Percona suggested a change whereby InnoDB would proactively watch for an approaching checkpoint and do a flush from within the master thread before the checkpoint was imminent. When the age of the most recent checkpoint reached one half of the maximum allowed age, the Percona patch would have flushed buffer pool pages using up to 10% of the I/O capacity. And, if the checkpoint age reached 75% of the allowed maximum, InnoDB would become more aggressive and do a flush using up to 100% of I/O capacity.

We took a different, more mathematically based approach, using a heuristic based on the number of dirty pages in the buffer cache and the rate at which redo is being generated. Based on this heuristic, the master thread will decide how many dirty pages to flush from the buffer cache each second.
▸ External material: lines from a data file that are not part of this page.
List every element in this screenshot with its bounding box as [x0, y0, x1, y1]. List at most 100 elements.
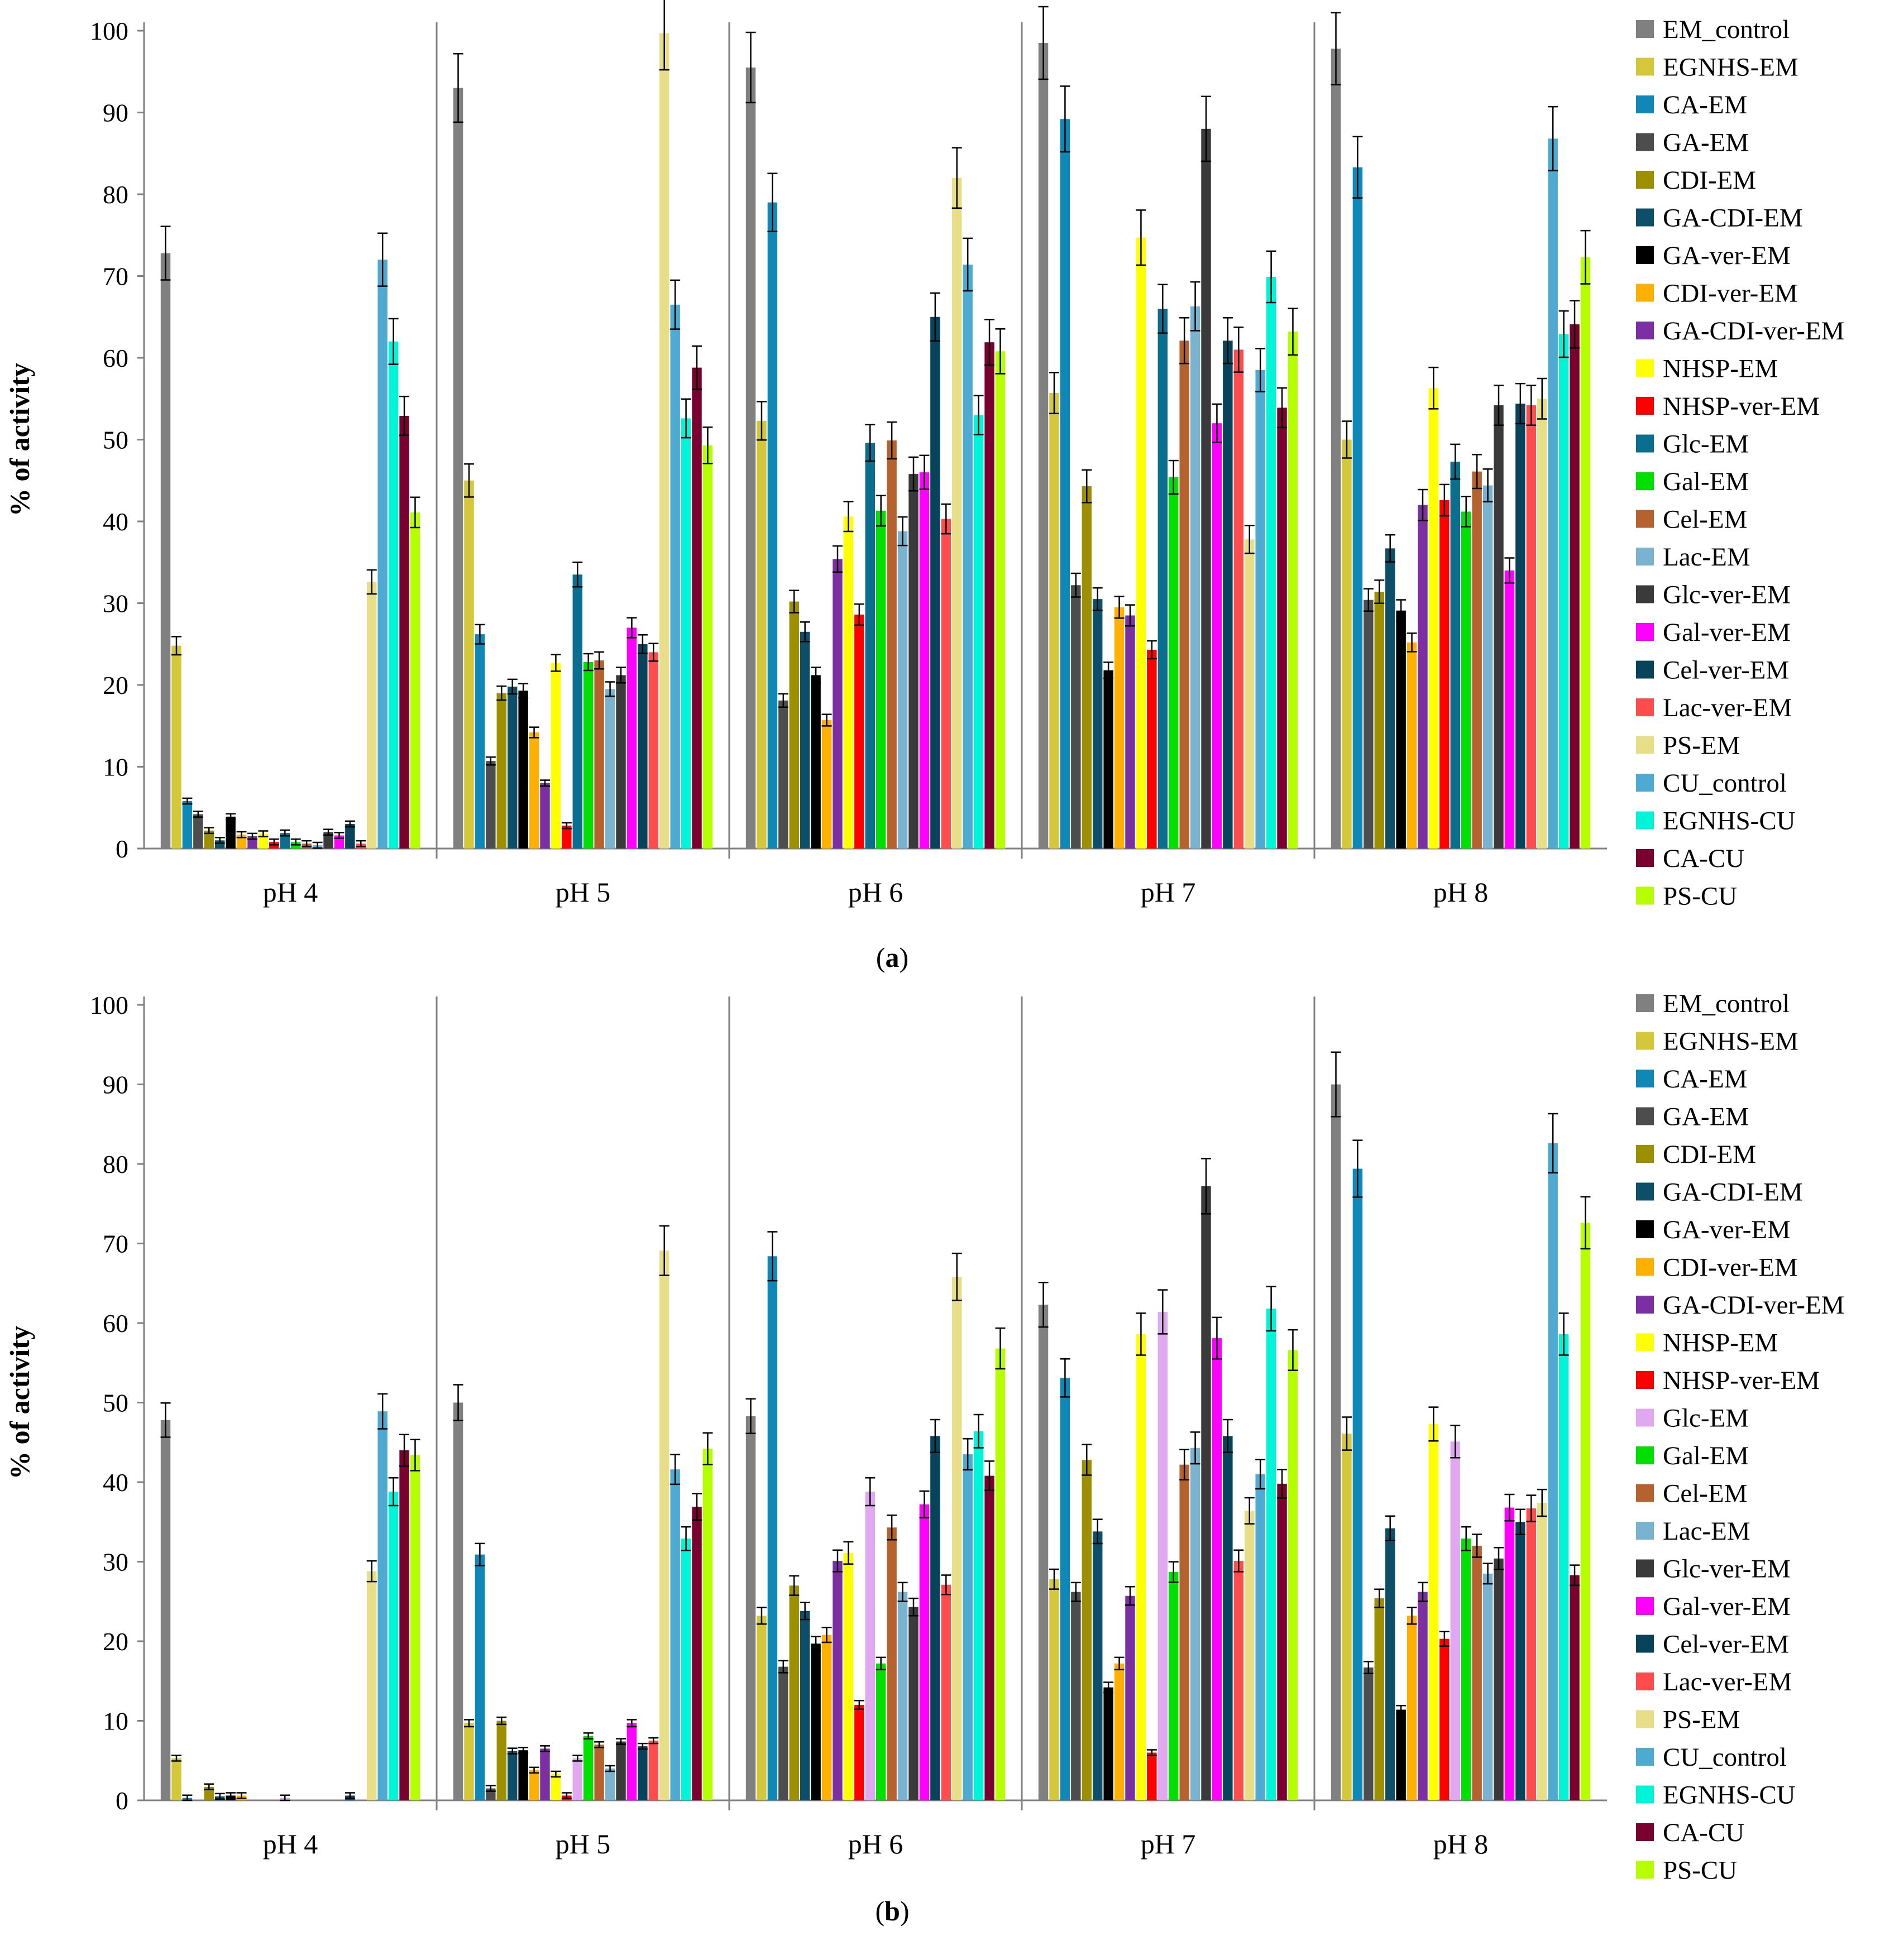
bar-GA-CDI-ver-EM-pH8: [1418, 505, 1428, 849]
bar-EM_control-pH5: [453, 88, 463, 849]
legend-label: GA-ver-EM: [1663, 241, 1791, 270]
error-bar: [1266, 250, 1276, 304]
error-bar: [919, 1490, 930, 1519]
legend-label: EGNHS-EM: [1663, 1027, 1798, 1056]
legend-item: CA-EM: [1636, 90, 1747, 119]
bar-Gal-ver-EM-pH6: [919, 1504, 930, 1800]
bar-NHSP-EM-pH8: [1428, 388, 1439, 849]
error-bar: [984, 319, 995, 366]
error-bar: [1049, 1568, 1059, 1590]
bar-GA-CDI-EM-pH8: [1385, 1528, 1395, 1800]
bar-Gal-ver-EM-pH5: [626, 627, 637, 849]
error-bar: [1190, 1431, 1200, 1465]
bar-EGNHS-CU-pH4: [388, 1492, 399, 1800]
error-bar: [226, 1792, 236, 1799]
bar-GA-EM-pH5: [486, 761, 496, 849]
legend-label: Lac-ver-EM: [1663, 1667, 1792, 1697]
bar-Gal-EM-pH7: [1169, 477, 1179, 849]
legend-swatch: [1636, 1861, 1654, 1879]
error-bar: [1570, 1564, 1580, 1587]
legend-swatch: [1636, 57, 1654, 76]
error-bar: [1450, 443, 1461, 480]
legend-item: CA-EM: [1636, 1065, 1747, 1094]
error-bar: [1385, 534, 1395, 563]
error-bar: [1255, 1459, 1266, 1490]
error-bar: [692, 345, 702, 390]
error-bar: [843, 501, 854, 533]
bar-CDI-EM-pH5: [496, 1721, 506, 1800]
error-bar: [1428, 366, 1439, 410]
error-bar: [1244, 1497, 1255, 1525]
bar-Lac-EM-pH6: [897, 531, 908, 849]
bar-EM_control-pH6: [745, 67, 756, 849]
legend-item: EGNHS-CU: [1636, 1781, 1796, 1810]
error-bar: [236, 1792, 247, 1799]
error-bar: [1439, 483, 1450, 517]
y-tick-label: 50: [103, 1389, 128, 1417]
bar-EM_control-pH7: [1038, 1305, 1049, 1800]
bar-Lac-ver-EM-pH6: [941, 1584, 951, 1800]
legend-label: CDI-ver-EM: [1663, 279, 1798, 308]
error-bar: [670, 279, 681, 330]
bar-NHSP-EM-pH6: [843, 516, 854, 849]
bar-PS-EM-pH4: [367, 582, 377, 849]
legend-label: Glc-ver-EM: [1663, 1555, 1791, 1584]
bar-NHSP-EM-pH5: [551, 1774, 561, 1800]
error-bar: [496, 685, 507, 701]
y-tick-label: 70: [103, 1230, 128, 1258]
error-bar: [637, 634, 648, 654]
x-category-label: pH 8: [1433, 1828, 1489, 1860]
legend-label: GA-CDI-ver-EM: [1663, 1291, 1844, 1320]
legend-swatch: [1636, 1107, 1654, 1125]
error-bar: [1277, 1469, 1288, 1499]
error-bar: [1461, 496, 1471, 528]
error-bar: [1168, 459, 1179, 495]
error-bar: [1136, 209, 1146, 266]
error-bar: [681, 1526, 691, 1551]
error-bar: [973, 395, 984, 435]
bar-EM_control-pH5: [453, 1402, 463, 1800]
bar-CDI-EM-pH5: [496, 693, 506, 849]
error-bar: [312, 841, 323, 849]
error-bar: [485, 756, 496, 766]
legend-item: CA-CU: [1636, 844, 1744, 873]
error-bar: [702, 1432, 713, 1465]
error-bar: [887, 421, 897, 460]
bar-NHSP-EM-pH5: [551, 663, 561, 849]
legend-label: GA-ver-EM: [1663, 1215, 1791, 1244]
error-bar: [1407, 632, 1417, 653]
error-bar: [463, 1719, 474, 1728]
x-category-label: pH 7: [1141, 876, 1196, 908]
error-bar: [1233, 326, 1244, 373]
error-bar: [876, 495, 886, 527]
bar-EGNHS-EM-pH4: [171, 1758, 181, 1800]
legend-item: CDI-ver-EM: [1636, 1253, 1798, 1282]
bar-Gal-EM-pH6: [876, 510, 886, 849]
bar-GA-EM-pH6: [778, 1666, 788, 1800]
bar-CDI-EM-pH7: [1082, 1460, 1092, 1800]
error-bar: [1472, 1534, 1482, 1558]
error-bar: [1092, 587, 1103, 611]
error-bar: [269, 838, 279, 846]
error-bar: [1396, 1704, 1407, 1715]
bar-Lac-EM-pH7: [1190, 306, 1200, 849]
bar-GA-CDI-ver-EM-pH6: [833, 559, 843, 849]
error-bar: [854, 1700, 864, 1710]
error-bar: [1114, 596, 1125, 619]
bar-PS-EM-pH6: [952, 1277, 962, 1800]
bar-Gal-ver-EM-pH8: [1504, 570, 1515, 849]
error-bar: [605, 1765, 615, 1772]
bar-Lac-EM-pH6: [897, 1592, 908, 1800]
bar-Cel-ver-EM-pH6: [930, 1436, 940, 1800]
legend-swatch: [1636, 660, 1654, 679]
error-bar: [182, 1794, 193, 1801]
bar-CA-CU-pH8: [1570, 324, 1580, 849]
legend-label: PS-CU: [1663, 882, 1737, 911]
error-bar: [1103, 662, 1114, 679]
bar-GA-EM-pH4: [193, 814, 203, 849]
error-bar: [745, 1398, 756, 1434]
bar-GA-CDI-ver-EM-pH8: [1418, 1592, 1428, 1800]
bar-GA-EM-pH6: [778, 700, 788, 849]
error-bar: [594, 651, 605, 670]
error-bar: [832, 1549, 843, 1573]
This self adapting heuristic, which we call “adaptive flushing” (since it does not affect checkpointing per se), is able to deal with sudden changes in the workload, and provides the desired smoothing of I/O rates and transaction throughput.

Additional Patches

This release of the InnoDB Plugin also includes several small patches contributed by the MySQL team at Sun.

These patches include:

  • Inline handling of functions when compiling InnoDB with SunStudio
  • Allowing the Solaris compiler to generate data pre-fetch instructions
  • Use of the x86 PAUSE instruction in InnoDB spin loops
  • Improved default spin values

Most of the contributed atches are specific to Solaris or SunStudio. The InnoDB team made sure that the PAUSE instruction, or its equivalent, is used in spin loops on platforms other than Solaris.